Vanessa Larivière a plaidé coupable à des accusations de fraude et de fabrication de faux documents devant le palais de justice de Longueuil. Sa peine de six mois de prison tient compte du temps déjà passé en détention préventive.
Pour convaincre ses victimes, elle se présentait comme une experte en investissements et affirmait collaborer avec de grandes institutions financières. Pourtant, elle ne possédait plus de certificat valide pour vendre des produits financiers depuis 2018. Elle promettait des profits très élevés grâce à des investissements sur une plateforme de trading et montrait de faux résultats attribués à d’autres clients.
Les deux femmes lui ont confié leurs économies et ont perdu au total 92 752 dollars. Afin de maintenir leur confiance, la fraudeuse envoyait chaque semaine de faux relevés de placement signés d’un prétendu gestionnaire nommé « Enzo », un personnage entièrement inventé.

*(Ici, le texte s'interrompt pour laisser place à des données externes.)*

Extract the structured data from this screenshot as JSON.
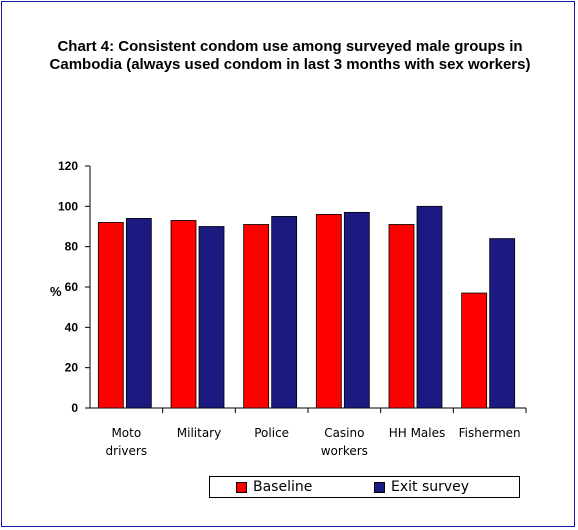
{
  "chart_data": {
    "type": "bar",
    "title": "Chart 4: Consistent condom use among surveyed male groups in Cambodia (always used condom in last 3 months with sex workers)",
    "ylabel": "%",
    "xlabel": "",
    "ylim": [
      0,
      120
    ],
    "yticks": [
      "0",
      "20",
      "40",
      "60",
      "80",
      "100",
      "120"
    ],
    "categories": [
      [
        "Moto",
        "drivers"
      ],
      [
        "Military"
      ],
      [
        "Police"
      ],
      [
        "Casino",
        "workers"
      ],
      [
        "HH Males"
      ],
      [
        "Fishermen"
      ]
    ],
    "series": [
      {
        "name": "Baseline",
        "color": "#ff0000",
        "values": [
          92,
          93,
          91,
          96,
          91,
          57
        ]
      },
      {
        "name": "Exit survey",
        "color": "#1a1a80",
        "values": [
          94,
          90,
          95,
          97,
          100,
          84
        ]
      }
    ],
    "legend_position": "bottom",
    "grid": false
  }
}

Elle fabriquait également de faux relevés de transactions.
L’une des victimes est même allée jusqu’à emprunter 100 000 dollars grâce à une marge de crédit de son entreprise. En un mois, de faux relevés faisaient croire que cette somme avait atteint plus de 551 000 dollars. Lorsque la victime a voulu récupérer son argent, Vanessa Larivière a multiplié les excuses, promettant à plusieurs reprises un remboursement qui n’est jamais arrivé.
Dans le cadre de sa condamnation, elle devra rembourser intégralement les deux victimes. Pendant trois ans, il lui sera également interdit de gérer ou de recevoir des fonds appartenant à des tiers.
Ce dossier s’ajoute à un précédent judiciaire. En 2024, Vanessa Larivière avait déjà été condamnée à une peine de prison pour conduite avec les facultés affaiblies ayant causé des blessures. Une commission de libération conditionnelle avait ensuite refusé sa remise en liberté, estimant qu’elle ne respectait pas les règles de détention. Malgré un baccalauréat en droit et une expérience dans le secteur financier, elle a utilisé ses connaissances pour mettre en place cette fraude.